Модель дегенерации как конечной истории, имеющей начало, середину и окончание, требует аукториального субъекта познания, «который, направляя взгляд в прошлое и будущее, устанавливая необходимые аналогии и используя в высшей степени спекулятивные теории о наследственности (hérédité), должен подняться над эмпирическими данными»[99]. Психиатр теперь выступает – mutatis mutandis – в роли рассказчика, который из аморфного континуума «событий», из неподатливой, понимаемой в биологико-виталистском ключе «жизни»[100] отбирает определенные элементы: «трещину в семейном организме», конкретные события и болезненные проявления в жизни пациента и его предков, – и увязывает все это в «историю», т. е. пролагает через события «смысловую линию», тем самым помещая отобранный материал в определенную перспективу[101]. Нарратив о вырождении функционирует подобно динамическому силовому полю, в котором одновременно действует, с одной стороны, линеаризация, сегментирующая повествование, гипертрофирующая его связность и «усмиряющая» хаотическую «агрессию» патологического, а с другой – принцип максимальной семантической открытости. Это сообщает нарративу чрезвычайную гибкость при описании разрозненных девиантных проявлений и компенсирует отсутствие эмпирических доказательств. Такая нарративная гибкость делает теорию вырождения нефальсифицируемой[102].

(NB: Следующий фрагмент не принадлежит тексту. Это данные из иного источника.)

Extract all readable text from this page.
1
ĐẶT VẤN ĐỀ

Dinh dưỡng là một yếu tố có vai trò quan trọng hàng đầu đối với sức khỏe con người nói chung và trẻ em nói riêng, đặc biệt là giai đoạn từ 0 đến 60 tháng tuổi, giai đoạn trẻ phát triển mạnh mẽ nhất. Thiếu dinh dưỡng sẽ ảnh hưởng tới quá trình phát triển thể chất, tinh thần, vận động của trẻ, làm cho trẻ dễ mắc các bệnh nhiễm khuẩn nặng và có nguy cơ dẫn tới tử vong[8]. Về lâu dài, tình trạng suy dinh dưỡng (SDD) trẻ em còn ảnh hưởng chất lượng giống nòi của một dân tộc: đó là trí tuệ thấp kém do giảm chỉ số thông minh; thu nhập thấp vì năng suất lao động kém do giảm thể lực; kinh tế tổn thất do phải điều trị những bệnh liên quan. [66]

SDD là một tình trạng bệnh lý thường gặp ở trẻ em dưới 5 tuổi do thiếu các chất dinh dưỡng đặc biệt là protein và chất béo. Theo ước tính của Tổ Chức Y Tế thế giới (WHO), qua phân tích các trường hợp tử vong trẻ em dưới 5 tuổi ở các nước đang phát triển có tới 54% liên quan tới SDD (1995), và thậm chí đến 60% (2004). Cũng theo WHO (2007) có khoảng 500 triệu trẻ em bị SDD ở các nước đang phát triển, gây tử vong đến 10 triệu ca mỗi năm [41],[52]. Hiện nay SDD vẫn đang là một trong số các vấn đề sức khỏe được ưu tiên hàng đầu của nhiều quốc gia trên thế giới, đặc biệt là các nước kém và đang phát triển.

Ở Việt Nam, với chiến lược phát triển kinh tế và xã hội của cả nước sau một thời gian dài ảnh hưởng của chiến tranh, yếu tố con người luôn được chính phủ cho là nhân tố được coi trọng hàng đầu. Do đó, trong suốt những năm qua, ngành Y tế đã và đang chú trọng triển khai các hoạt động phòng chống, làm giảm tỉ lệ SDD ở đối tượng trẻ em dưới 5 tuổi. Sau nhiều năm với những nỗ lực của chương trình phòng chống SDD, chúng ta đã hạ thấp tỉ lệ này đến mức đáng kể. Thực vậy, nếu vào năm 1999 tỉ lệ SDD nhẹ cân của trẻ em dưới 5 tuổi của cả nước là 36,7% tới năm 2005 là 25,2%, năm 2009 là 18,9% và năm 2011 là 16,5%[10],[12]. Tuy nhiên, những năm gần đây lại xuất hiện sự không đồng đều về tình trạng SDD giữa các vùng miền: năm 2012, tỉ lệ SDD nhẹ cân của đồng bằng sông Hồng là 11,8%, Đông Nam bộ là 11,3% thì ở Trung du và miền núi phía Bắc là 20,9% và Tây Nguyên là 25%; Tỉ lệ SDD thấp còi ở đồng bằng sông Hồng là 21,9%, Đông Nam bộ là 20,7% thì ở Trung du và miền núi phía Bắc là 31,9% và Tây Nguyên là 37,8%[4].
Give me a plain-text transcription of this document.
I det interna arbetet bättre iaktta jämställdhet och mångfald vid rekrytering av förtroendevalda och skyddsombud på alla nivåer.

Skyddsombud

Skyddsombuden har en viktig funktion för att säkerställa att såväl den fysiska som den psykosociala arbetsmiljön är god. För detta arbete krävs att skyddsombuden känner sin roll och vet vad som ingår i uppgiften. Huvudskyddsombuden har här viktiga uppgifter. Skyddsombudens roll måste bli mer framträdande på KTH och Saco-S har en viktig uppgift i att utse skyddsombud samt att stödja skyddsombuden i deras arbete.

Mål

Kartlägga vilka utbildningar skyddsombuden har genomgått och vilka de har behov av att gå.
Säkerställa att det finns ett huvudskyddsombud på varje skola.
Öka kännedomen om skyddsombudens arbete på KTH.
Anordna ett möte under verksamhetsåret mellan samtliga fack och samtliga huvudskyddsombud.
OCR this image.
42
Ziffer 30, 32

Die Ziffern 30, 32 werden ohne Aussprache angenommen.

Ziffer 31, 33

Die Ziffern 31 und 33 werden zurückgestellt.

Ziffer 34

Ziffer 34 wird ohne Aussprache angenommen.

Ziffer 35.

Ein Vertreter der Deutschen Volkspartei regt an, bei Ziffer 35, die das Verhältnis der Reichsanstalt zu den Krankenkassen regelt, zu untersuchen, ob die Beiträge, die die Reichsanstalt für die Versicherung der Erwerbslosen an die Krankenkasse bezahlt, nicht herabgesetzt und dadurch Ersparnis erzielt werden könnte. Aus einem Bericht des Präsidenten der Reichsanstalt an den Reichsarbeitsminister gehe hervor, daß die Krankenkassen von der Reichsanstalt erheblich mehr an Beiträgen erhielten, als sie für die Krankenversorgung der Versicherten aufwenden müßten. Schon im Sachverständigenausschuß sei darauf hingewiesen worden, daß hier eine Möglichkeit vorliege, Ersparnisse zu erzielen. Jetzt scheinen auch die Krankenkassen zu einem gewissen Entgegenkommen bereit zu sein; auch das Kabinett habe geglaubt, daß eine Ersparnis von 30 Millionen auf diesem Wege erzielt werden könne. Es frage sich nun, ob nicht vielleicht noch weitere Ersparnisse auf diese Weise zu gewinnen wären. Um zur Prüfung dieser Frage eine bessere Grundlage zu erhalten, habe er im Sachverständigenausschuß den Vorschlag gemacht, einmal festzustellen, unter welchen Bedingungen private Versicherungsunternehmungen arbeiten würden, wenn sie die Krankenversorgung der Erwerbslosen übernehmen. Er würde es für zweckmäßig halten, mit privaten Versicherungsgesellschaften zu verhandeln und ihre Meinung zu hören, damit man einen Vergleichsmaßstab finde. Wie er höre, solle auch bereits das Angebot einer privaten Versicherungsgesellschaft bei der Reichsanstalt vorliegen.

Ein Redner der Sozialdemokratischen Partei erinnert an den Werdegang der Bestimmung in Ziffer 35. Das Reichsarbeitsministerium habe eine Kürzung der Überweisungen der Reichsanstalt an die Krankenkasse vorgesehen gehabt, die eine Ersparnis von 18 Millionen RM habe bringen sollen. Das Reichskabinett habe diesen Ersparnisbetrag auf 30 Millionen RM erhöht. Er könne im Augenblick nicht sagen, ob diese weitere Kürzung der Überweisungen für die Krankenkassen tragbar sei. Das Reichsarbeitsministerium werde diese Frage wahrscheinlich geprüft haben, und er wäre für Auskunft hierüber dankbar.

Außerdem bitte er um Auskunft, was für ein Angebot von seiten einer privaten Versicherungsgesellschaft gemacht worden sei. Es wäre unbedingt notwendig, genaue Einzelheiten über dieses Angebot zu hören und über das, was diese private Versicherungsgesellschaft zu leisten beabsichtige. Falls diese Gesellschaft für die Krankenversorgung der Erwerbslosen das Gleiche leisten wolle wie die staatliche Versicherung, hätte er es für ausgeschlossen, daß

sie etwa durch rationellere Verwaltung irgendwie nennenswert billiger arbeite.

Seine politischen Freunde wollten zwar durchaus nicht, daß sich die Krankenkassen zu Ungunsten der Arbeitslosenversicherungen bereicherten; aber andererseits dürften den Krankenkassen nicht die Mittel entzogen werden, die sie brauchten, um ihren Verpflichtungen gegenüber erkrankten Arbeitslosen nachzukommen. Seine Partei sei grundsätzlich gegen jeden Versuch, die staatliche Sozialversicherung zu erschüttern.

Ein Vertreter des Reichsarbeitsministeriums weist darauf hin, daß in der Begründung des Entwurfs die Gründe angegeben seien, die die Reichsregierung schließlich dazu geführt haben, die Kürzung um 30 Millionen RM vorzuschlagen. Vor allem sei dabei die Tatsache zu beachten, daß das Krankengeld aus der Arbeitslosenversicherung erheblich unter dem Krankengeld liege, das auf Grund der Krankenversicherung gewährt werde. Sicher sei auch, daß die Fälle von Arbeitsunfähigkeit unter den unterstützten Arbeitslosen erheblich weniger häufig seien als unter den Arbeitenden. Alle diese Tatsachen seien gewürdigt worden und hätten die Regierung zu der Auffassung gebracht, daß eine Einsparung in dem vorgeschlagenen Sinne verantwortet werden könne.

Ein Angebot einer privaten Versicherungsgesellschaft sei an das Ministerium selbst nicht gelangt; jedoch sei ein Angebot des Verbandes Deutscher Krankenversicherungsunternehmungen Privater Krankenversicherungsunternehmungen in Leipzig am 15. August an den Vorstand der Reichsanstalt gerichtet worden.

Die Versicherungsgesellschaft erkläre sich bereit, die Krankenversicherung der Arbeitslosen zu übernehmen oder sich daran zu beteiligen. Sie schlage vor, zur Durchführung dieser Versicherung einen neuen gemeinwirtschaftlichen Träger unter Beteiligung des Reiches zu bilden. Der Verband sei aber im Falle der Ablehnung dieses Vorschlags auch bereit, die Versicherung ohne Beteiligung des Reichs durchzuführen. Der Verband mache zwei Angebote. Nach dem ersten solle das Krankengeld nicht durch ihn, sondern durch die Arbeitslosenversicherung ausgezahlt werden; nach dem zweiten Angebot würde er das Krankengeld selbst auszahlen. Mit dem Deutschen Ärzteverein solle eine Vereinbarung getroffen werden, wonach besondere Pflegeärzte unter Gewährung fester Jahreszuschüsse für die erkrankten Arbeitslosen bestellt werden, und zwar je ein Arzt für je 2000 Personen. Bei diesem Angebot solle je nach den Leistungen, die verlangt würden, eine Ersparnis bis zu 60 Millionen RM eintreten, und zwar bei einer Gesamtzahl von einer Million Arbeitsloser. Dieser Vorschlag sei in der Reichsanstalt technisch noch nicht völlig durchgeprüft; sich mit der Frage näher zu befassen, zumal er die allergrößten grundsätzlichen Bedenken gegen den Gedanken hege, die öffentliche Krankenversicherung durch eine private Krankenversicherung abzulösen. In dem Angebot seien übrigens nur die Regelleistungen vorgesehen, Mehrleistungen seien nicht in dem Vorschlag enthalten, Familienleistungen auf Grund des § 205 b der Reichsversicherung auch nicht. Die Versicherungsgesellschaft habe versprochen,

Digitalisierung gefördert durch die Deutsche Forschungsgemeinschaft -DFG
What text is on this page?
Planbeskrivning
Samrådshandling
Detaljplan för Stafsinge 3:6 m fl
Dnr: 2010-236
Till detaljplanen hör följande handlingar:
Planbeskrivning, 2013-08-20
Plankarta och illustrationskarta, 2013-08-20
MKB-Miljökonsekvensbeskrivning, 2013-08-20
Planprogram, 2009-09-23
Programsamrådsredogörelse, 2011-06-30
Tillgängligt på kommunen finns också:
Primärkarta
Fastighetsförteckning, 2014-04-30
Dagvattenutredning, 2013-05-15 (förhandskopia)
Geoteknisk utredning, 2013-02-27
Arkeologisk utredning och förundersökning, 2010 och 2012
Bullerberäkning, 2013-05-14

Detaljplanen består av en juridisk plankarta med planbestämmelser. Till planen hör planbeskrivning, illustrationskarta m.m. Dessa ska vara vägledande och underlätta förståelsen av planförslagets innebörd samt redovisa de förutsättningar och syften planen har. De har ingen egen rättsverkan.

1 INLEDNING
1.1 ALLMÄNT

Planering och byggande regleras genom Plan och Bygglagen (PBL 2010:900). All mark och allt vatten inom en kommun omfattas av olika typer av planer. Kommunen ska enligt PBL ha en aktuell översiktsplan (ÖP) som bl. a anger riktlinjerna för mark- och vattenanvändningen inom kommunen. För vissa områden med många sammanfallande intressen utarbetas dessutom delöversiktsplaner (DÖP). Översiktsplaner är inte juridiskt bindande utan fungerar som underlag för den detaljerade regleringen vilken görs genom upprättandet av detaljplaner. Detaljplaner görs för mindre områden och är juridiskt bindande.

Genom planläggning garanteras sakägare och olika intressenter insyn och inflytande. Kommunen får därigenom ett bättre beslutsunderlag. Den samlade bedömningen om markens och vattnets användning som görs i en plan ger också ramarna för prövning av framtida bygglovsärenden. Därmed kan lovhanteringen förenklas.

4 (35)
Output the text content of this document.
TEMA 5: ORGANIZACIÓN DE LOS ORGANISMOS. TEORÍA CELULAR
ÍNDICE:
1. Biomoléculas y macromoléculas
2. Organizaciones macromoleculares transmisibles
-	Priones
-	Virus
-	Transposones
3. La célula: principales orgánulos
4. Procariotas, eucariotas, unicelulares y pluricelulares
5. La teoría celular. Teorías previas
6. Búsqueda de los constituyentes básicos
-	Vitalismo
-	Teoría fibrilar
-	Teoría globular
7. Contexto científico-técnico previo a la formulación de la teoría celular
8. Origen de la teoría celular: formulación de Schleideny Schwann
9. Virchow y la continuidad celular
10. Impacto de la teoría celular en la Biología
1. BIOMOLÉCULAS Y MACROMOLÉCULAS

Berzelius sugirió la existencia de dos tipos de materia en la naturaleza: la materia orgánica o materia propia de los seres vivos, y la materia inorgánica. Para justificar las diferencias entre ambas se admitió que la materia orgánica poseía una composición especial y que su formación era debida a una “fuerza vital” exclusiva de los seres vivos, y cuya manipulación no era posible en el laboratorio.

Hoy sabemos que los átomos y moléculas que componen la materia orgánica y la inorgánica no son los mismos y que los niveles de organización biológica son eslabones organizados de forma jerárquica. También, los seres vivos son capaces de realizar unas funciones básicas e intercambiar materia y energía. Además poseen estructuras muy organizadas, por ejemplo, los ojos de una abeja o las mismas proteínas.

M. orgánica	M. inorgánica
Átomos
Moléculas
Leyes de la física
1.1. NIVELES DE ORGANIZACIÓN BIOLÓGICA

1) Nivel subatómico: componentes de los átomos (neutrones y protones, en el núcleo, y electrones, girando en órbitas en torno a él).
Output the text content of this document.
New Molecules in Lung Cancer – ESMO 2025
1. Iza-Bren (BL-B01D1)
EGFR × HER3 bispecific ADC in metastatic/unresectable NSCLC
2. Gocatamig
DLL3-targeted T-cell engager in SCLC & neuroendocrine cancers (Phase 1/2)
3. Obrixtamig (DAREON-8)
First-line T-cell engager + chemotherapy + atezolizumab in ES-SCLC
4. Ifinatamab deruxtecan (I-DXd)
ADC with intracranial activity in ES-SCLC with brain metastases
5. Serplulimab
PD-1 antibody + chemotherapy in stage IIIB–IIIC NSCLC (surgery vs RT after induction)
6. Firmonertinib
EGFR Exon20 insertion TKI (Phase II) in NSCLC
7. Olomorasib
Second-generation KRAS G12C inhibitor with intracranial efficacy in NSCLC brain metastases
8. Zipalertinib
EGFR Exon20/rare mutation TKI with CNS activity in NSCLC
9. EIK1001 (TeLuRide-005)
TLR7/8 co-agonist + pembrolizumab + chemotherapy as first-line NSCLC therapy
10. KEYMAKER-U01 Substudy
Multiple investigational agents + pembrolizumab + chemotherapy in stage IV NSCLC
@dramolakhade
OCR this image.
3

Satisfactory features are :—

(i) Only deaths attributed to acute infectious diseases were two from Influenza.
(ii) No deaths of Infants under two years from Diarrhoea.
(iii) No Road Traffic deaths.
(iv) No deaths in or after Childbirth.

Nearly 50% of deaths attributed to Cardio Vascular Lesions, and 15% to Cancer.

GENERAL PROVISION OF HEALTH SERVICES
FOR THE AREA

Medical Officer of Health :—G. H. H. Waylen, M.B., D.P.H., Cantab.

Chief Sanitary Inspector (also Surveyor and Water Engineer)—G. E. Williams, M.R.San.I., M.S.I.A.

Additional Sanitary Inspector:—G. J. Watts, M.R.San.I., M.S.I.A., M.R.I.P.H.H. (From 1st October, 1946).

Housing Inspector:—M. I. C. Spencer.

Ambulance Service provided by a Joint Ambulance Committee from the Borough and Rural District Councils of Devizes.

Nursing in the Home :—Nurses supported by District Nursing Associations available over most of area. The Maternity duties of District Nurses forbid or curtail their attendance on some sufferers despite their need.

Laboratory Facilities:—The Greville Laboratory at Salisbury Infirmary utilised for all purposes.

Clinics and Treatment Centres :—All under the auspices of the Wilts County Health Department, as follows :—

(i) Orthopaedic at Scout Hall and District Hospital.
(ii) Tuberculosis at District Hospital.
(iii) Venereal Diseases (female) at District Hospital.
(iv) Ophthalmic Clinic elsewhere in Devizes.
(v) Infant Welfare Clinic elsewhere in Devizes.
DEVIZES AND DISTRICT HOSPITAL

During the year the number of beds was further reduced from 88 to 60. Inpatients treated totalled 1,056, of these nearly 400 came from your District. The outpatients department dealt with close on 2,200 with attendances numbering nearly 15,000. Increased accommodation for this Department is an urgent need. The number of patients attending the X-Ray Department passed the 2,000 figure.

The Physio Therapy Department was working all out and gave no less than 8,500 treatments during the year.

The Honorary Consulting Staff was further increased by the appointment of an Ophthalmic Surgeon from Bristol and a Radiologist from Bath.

Таким образом, жанр истории болезни совершенно необходим для пояснения теории, которая сама по себе доказательств представить не может[103]. В данном случае «нарратологическому дискурсу» отдается явное методологическое преимущество перед «семиологическим дискурсом»[104]: семиотическая практика, которая основана «на описательной модели, предполагающей наличие дискретной патологической сущности со специфической этиологией, равно как и специфическим протеканием и результатом», и понимающей болезнь как «особую группу клинических признаков»[105], оказывается здесь недостаточной. На смену «визуально-семиотической деятельности», выстраиванию «клинической картины» приходит теперь «нарратологическая» модель, направленная на «выразимое словами и носящее временной характер» и нацеленная на «создание клинической „истории“»[106].